On-Device & Edge Hardware

Not all AI needs to run in a data centre. On-device AI - running models directly on phones, laptops, cars, cameras, or IoT sensors - offers advantages in latency, privacy, and offline capability. Your phone's face unlock, voice assistant wake words, and camera scene detection all use on-device AI. The hardware enabling this includes dedicated neural processing units (NPUs) built into mobile chips from Apple, Qualcomm, and MediaTek; AI-capable microcontrollers for IoT devices; and increasingly powerful laptop and desktop processors with integrated AI accelerators. Apple's Neural Engine, Qualcomm's Hexagon NPU, and Intel's and AMD's latest laptop chips all include hardware specifically for running AI workloads locally.
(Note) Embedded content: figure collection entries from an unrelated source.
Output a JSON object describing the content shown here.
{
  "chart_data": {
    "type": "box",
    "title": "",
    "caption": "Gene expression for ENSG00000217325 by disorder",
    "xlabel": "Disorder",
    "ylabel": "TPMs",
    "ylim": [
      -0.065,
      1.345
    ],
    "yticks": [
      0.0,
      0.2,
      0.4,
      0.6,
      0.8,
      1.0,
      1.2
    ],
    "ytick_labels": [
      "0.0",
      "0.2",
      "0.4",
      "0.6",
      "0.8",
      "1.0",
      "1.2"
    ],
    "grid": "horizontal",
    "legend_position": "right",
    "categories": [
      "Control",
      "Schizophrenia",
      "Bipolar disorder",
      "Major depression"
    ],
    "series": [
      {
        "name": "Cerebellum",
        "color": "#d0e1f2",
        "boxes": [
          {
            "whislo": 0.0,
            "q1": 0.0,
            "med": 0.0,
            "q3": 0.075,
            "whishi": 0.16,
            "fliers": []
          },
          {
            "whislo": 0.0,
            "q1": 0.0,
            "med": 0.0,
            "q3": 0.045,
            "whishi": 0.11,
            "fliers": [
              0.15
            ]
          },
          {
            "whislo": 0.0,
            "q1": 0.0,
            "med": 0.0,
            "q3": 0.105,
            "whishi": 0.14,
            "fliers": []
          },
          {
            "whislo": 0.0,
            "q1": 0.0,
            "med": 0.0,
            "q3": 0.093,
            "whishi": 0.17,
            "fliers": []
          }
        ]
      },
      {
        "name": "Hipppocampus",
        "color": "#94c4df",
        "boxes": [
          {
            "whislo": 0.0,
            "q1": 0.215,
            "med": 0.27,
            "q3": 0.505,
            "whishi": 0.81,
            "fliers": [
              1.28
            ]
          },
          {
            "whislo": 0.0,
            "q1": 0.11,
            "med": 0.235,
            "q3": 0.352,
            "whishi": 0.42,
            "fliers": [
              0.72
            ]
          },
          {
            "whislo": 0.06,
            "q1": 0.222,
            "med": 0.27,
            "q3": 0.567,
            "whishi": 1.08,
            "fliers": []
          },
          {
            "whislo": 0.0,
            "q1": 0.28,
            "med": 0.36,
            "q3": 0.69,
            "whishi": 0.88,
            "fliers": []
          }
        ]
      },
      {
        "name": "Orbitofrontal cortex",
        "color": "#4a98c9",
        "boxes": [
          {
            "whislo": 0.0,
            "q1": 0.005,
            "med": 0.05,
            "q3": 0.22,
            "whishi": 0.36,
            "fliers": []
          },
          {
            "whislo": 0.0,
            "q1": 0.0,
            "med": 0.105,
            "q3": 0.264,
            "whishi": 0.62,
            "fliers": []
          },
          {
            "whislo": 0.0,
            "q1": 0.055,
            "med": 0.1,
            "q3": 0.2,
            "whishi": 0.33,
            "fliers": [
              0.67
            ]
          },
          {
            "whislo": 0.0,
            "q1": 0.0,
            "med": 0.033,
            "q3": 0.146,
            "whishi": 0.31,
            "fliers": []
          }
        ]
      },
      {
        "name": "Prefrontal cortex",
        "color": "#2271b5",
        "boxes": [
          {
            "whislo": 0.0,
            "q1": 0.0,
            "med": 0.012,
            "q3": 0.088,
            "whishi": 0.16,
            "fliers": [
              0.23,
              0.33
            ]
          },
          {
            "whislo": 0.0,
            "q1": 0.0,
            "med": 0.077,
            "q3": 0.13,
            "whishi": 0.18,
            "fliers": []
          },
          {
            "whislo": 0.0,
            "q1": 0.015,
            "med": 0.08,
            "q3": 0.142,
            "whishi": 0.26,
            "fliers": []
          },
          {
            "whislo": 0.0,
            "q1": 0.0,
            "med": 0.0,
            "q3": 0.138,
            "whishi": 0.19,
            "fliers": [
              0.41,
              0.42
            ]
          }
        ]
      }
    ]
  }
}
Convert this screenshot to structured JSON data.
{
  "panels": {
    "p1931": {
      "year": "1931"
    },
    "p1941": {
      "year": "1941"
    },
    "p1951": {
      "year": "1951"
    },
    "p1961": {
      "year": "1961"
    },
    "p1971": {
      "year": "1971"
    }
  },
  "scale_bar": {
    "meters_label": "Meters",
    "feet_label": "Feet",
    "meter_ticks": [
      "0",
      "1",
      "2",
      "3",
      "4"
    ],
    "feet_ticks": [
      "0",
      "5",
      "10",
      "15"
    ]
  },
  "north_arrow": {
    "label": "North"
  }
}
The challenge with edge AI is working within tight constraints - limited power, memory, and processing capability compared to the data centre. Models need to be small and efficient, which is why techniques like quantisation, pruning, and knowledge distillation are so important for edge deployment. The trend is clearly toward more AI running locally. Microsoft's Copilot+ PCs, Apple Intelligence features, and Google's on-device language models all reflect this direction. For applications where privacy is paramount, latency is critical, or connectivity is unreliable, on-device AI is not just convenient - it's necessary.